I sit here now in this room that will someday be my kitchen. I look. I see that there are 15 boxes of wood flooring to my left and a Bosch circular saw on my kitchen table. My bare feet feel the sawdust across the floor as I perch on an enormous air compressor. If I squint and look across to the living room I can pretend the house is finished. We have just laid beautiful sambuca stained bamboo flooring and constructed a new box beam ceiling in that room. It is like Brigadoon in there. In here, not so much but I am trying to remember what this is all about. Really relinquishing control is what rehabbing is about; whether you do it yourself or contract the work.
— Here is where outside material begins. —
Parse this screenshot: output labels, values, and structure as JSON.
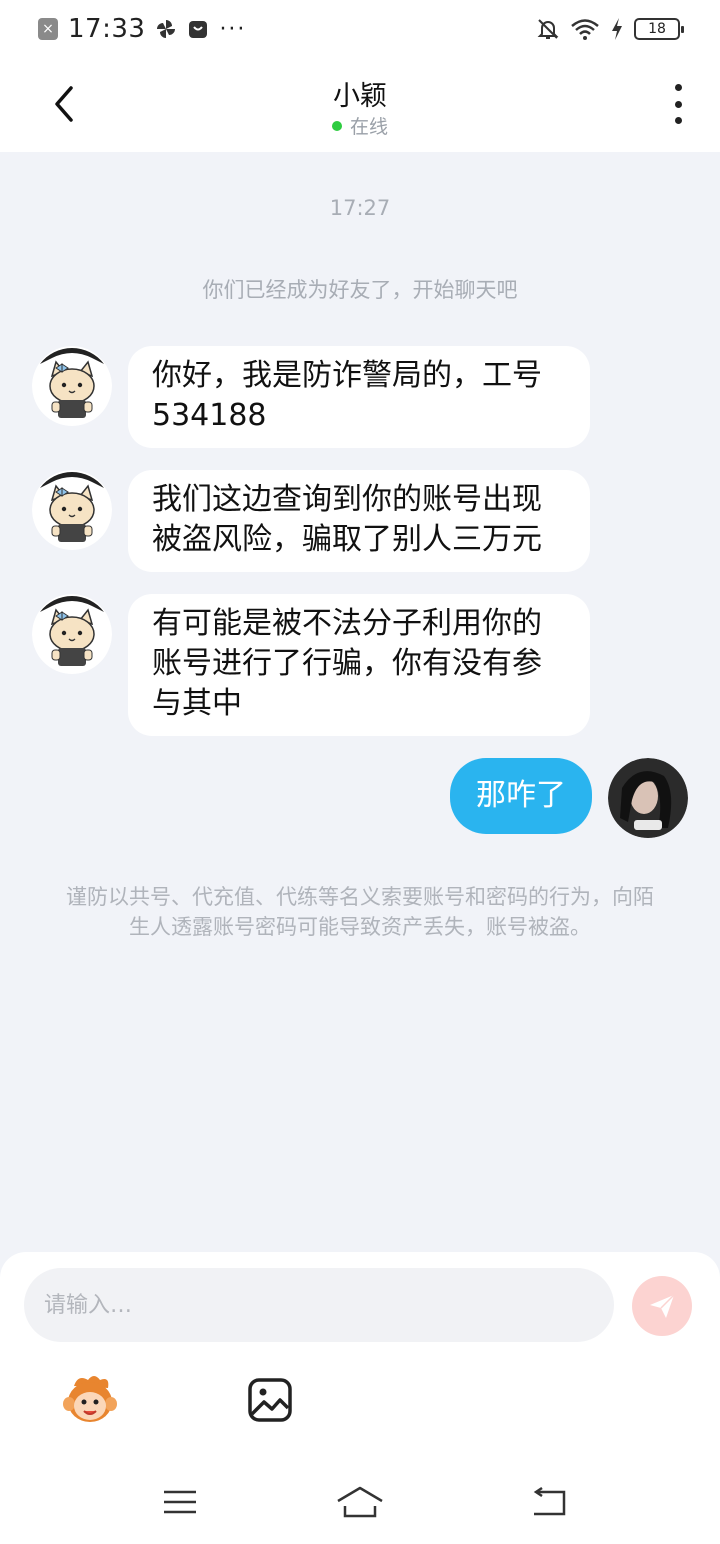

The key is letting go of the stress and fear of keeping up with everyone else. The key is to continue living and enjoying what you do have in front of you. I am certain that in the end I will have a beautiful home, but for now I will be in a state of disarray and it is really alright. We will be fine and those people in our life that matter will try and gingerly step across the nails in the floor or look away from the holes in the wall. They will invite us to their homes for dinner this year and my children will play in neighbors sunny playrooms for now. In my home we are still happy and we are still living life normally. Finn announces from time to time that our house is junky and we should clean, and as the baby starts to crawl we are alarmed by the dangers that lurk. But, we are in a good house and we can walk to the ice cream parlor. We are in a safe area and there is even a Farmers Market on the weekends. I am living the good life- one room at a time.

The way I feel now:
better still
each day
to relinquish


Scribbit said...

Sounds likes it's progress--I'd love to see pictures!

Thanks for entering.

Amanda said...

Stud by stud, gaping hole by gaping hole. I look back on the photos of the home we welcomed our first daughter into and I fondly call it our "Tuscan Crack House Era" with it's dilapidated and crumbling plaster walls, exposed j-boxes overhead and bare wires running along trimless windows, the panes of which were over 100 years old.

Good luck!

BOSSY said...

You win for Greatest Blog Name. Bossy totally remembers the doobleh-vay pronunciation. Nearly as much fun as Dee-ay-see-sayce (16 in spanish).

Great post, too. Bossy has been there and done that with the home renovation. She has Carpal Tunnel syndrome to prove it. Oy.